KedaiPena.com – Memasuki akhir tahun 2022, tercatat banyak negara yang mengalami penurunan ekonomi, bahkan dinyatakan ada sejumlah negara yang sudah masuk dalam daftar pemohon bantuan ke IMF.
Untuk menghindari Indonesia masuk ke dalam daftar negara tersebut, Pengamat Ekonomi Center of Economic and Law Studies (CELIOS) Bhima Yudhistira mengatakan perlu dilakukan penguatan fundamental ekonomi.
“Pertama, memastikan pertumbuhan ekonomi yang baik. Indonesia mencatat pertumbuhan ekonomi cukup baik pada kuartal ke II 2022 yakni, 5,44 persen year on year (YoY). Tapi, jangan puas. Harus mengejar ketertinggalan. Karena Vietnam dan Filipina, sebagai negara pesaing, masing-masing mencatatkan pertumbuhan 7,7 persen dan 7,4 persen pada kuartal yang sama,” kata Bhima, Senin (17/10/2022).
Kedua, cadangan devisa Indonesia sampai September 2022 sebesar 130,8 miliar Dollar Amerika, masih relatif tinggi meski ada koreksi. Akan tetapi, dibandingkan dengan Produk Domestik Bruto (PDB), maka rasio cadangan devisa adalah 8,4 persen.
“Berdasarkan data tersebut, perlu adanya dorongan agar kemampuan dalam intervensi stabilitas kurs rupiah semakin baik,” ucapnya.
Ketiga, perlindungan sosial terhadap PDB baru mencapai 2,5 persen pada 2023 mendatang. Sementara dibutuhkan setidaknya 4-5 persen rasio anggaran perlindungan sosial untuk menahan lonjakan angka kemiskinan baru akibat resesi dan inflasi.
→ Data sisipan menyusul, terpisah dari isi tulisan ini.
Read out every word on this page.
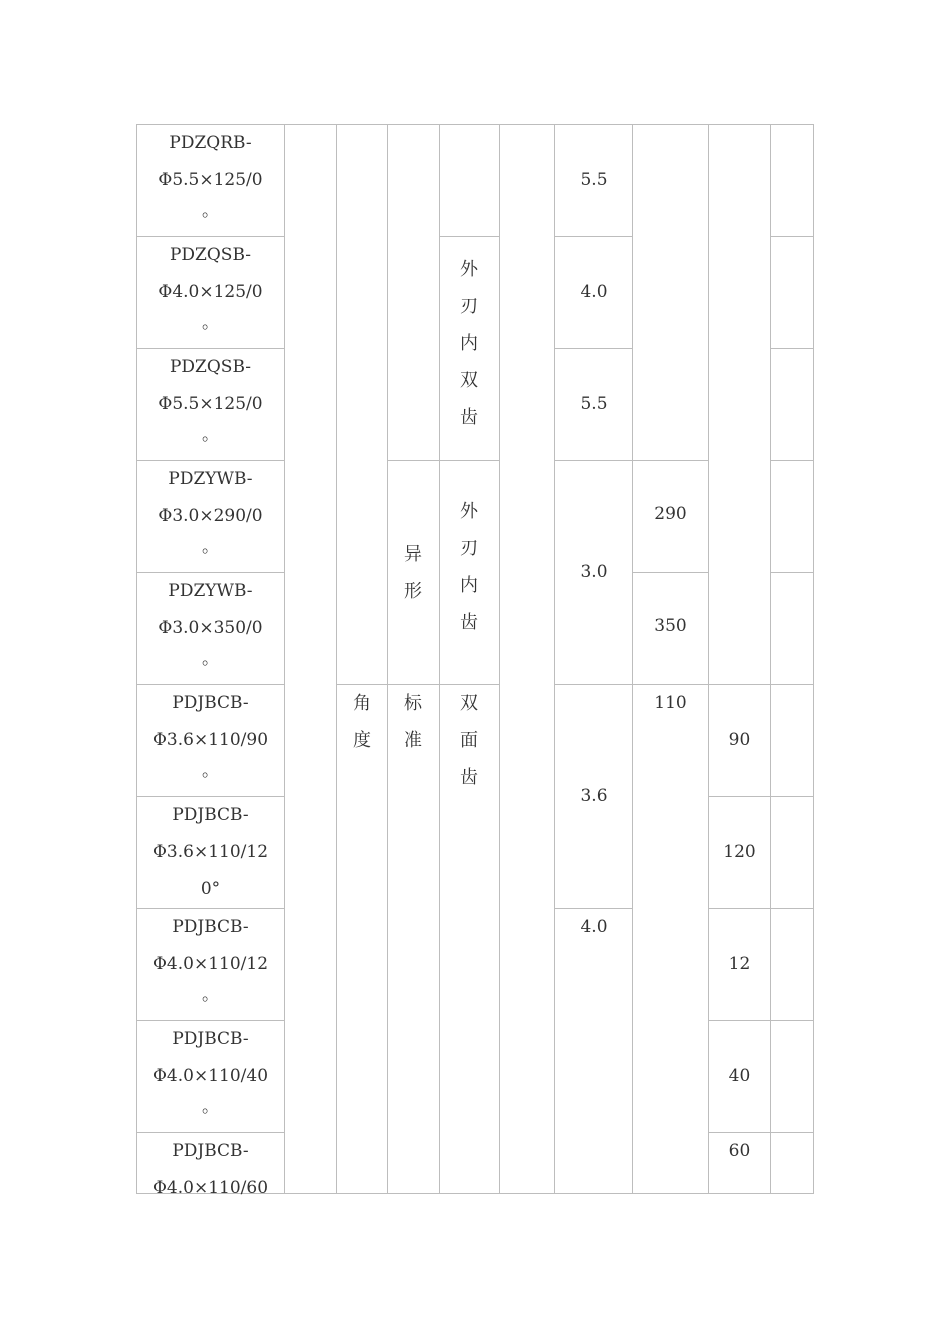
PDZQRB-
Φ5.5×125/0
。
PDZQSB-
Φ4.0×125/0
。
PDZQSB-
Φ5.5×125/0
。
PDZYWB-
Φ3.0×290/0
。
PDZYWB-
Φ3.0×350/0
。
PDJBCB-
Φ3.6×110/90
。
PDJBCB-
Φ3.6×110/12
0°
PDJBCB-
Φ4.0×110/12
。
PDJBCB-
Φ4.0×110/40
。
PDJBCB-
Φ4.0×110/60
角
度
异
形
标
准
外
刃
内
双
齿
外
刃
内
齿
双
面
齿
5.5
4.0
5.5
3.0
3.6
4.0
290
350
110
90
120
12
40
60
Keempat, di bidang pangan peringkat Indonesia dalam Global Food Security Index tahun 2022 menempatkan Indonesia diposisi ke 63 dunia jauh lebih rendah dibanding Turki, Vietnam bahkan Rusia.
“Kerentanan pangan perlu dijawab dengan peningkatan alokasi subsidi pupuk, memastikan pangan lokal mampu mengurangi ketergantungan impor, dan bantuan pembiayaan lebih besar bagi petani tanaman pangan,” ucapnya lagi.
Ia juga menyarankan agar pemerintah melakukan percepatan koordinasi kebijakan dalam rangka antisipasi resesi maka sebaiknya dibentuk paket kebijakan khusus.
Kebijakan tersebut di antaranya, relaksasi pungutan Pajak Pertambahan Nilai (PPN) dari 11 persen menjadi 8 persen, penambahan alokasi dana perlinsos, bantuan subsidi bunga lebih besar bagi umkm, subsidi uang muka ditambah untuk properti, hingga subsidi upah bagi pekerja sektor informal.
“Sejauh ini antisipasi resesi masih fragmentasi, tidak dalam satu koordinasi misalnya dana kompensasi kenaikan BBM, padahal masalahnya bukan soal inflasi karena BBM. Waktu tidak banyak sehingga secepatnya bentuk tim koordinasi paket kebijakan resesi,” pungkasnya.